Viewed in this manner, the court concluded that agreements to indemnify financial advisors for their negligence are reasonable under Bankruptcy Code section 328(a).
I know. Weird, but Delaware corporate law is tilted toward the needs and desires of corporations. I guess the DOJ tries to fight for equitable outcomes, and Delaware tries for outcomes that will encourage corporations to want to incorporate there.
The decision came in for criticism on a number of grounds, by the way, and there was a dissent filed, in which I note "Judge Alito concurred" basically saying that there was no need to articulate a new test for reasonableness under Section 328 of the Bankruptcy Code, the court should have just said that there is no per se ban on indemnification, that it should be determined case by case and that the court should have outlined how to do that. And the dissent took exception in another respect:
Additionally, the dissent questioned why the court had focused on Delaware law applicable to directors, when Delaware law did not govern the agreement, and the relationship was not between a company and its directors, but between a company and its financial advisors. With respect to the latter point, it should be noted that there has been some criticism of the decision because of the Third Circuit’s attempt to analogize the duties of directors of solvent companies with those of financial advisors to insolvent companies. Critics have questioned whether this analogy represents an erosion of the high standards that were required of a debtor’s fiduciaries in the past.

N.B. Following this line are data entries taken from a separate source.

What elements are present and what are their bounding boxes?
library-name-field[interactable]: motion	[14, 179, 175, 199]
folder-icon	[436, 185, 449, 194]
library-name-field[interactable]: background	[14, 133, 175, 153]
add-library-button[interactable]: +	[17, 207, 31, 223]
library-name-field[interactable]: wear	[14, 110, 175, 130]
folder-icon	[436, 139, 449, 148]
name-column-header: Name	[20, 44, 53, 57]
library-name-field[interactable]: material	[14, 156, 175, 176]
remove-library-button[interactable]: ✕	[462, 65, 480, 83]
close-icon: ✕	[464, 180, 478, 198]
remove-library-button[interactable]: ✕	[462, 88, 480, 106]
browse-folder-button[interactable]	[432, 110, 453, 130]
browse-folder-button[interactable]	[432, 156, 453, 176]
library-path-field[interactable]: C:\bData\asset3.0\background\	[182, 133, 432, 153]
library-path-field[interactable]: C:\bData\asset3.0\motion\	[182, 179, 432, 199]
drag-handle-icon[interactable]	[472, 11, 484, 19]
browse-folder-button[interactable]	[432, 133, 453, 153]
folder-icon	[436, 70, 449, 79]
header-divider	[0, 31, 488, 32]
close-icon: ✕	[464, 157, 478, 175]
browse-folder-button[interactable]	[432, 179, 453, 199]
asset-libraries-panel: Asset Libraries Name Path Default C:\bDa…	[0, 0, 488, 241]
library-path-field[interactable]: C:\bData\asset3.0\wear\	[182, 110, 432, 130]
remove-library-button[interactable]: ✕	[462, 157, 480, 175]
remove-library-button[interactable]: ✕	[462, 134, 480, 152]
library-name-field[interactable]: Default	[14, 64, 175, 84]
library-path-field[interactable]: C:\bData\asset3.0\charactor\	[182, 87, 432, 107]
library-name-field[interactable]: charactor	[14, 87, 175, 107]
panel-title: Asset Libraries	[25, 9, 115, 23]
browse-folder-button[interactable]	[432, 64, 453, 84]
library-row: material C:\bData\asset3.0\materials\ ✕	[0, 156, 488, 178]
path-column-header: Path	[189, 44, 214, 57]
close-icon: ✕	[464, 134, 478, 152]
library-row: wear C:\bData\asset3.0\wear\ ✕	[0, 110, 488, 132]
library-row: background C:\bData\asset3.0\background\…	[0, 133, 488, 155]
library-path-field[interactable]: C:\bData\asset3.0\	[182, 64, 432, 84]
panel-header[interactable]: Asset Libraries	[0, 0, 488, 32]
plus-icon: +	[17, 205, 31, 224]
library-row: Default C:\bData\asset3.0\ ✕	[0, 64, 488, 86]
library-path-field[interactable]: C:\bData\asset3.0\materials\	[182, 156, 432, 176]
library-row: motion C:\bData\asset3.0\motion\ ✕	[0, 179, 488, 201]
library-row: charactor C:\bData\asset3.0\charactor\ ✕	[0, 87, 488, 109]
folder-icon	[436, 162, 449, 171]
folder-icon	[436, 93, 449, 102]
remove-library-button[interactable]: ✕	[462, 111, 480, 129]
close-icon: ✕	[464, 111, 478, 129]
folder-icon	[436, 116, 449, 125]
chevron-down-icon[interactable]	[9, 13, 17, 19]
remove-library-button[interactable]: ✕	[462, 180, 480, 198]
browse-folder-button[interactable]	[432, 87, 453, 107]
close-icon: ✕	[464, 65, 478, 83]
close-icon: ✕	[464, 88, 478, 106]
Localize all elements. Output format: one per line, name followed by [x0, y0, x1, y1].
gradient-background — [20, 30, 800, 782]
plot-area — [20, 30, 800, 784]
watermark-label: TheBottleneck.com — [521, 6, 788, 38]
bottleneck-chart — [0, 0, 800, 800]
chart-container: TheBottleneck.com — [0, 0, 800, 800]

See what I mean about Delaware?
What I understand from this research is that the Department of Justice's US Trustee's Office has an uphill climb in that state, where most corporations like to be formed, precisely because of the favorable corporate conditions there. Yet, despite all that, in the SCO bankruptcy, the US Trustee did manage to get the indemnification clause removed from the agreement with the temp agency, CFO Solutions.
Oh, that's not the end of the story about that financial services company at the heart of the United Artists Theatre Company decision. Here's a 2005 ruling from the appeals court for the Tenth Circuit -- you know, Utah's circuit -- involving the same financial services firm, Houlihan Lokey, only this time it got its wings clipped after it filed a bill in bankruptcy court that the US Trustee, among others, thought was unreasonable. You'll enjoy reading it, I think. And it will likely increase your respect for the US Trustee's instinct in the United Artists Theatre case, objecting to hiring that firm, or at least that was my reaction on reading how the firm put in a bill in the Tenth Circuit case for $1,920,967.74, tried to avoid providing an hourly breakdown to justify it, and when it did do a breakdown, the hourly rate was startlingly high:
Houlihan's requested fees during the first retention period amounted to $613.96 per hour, while its requested fees during the second retention period amounted to $1,173.99 per hour.
They said they were better than other firms providing financial services.
Can you think of any job in the world that is worth paying someone $1,173.99 an hour? Anyway, the court chopped about a million off their bill, and the appeals court said that was fine with them.
So now I think I get it. The court may order that a firm get up to such and such an amount, but when the actual bills come in, they may or may not be deemed to be reasonable. And if the bill is outrageous, or as the court would put it unreasonable, the bankruptcy court can reduce it or deny it.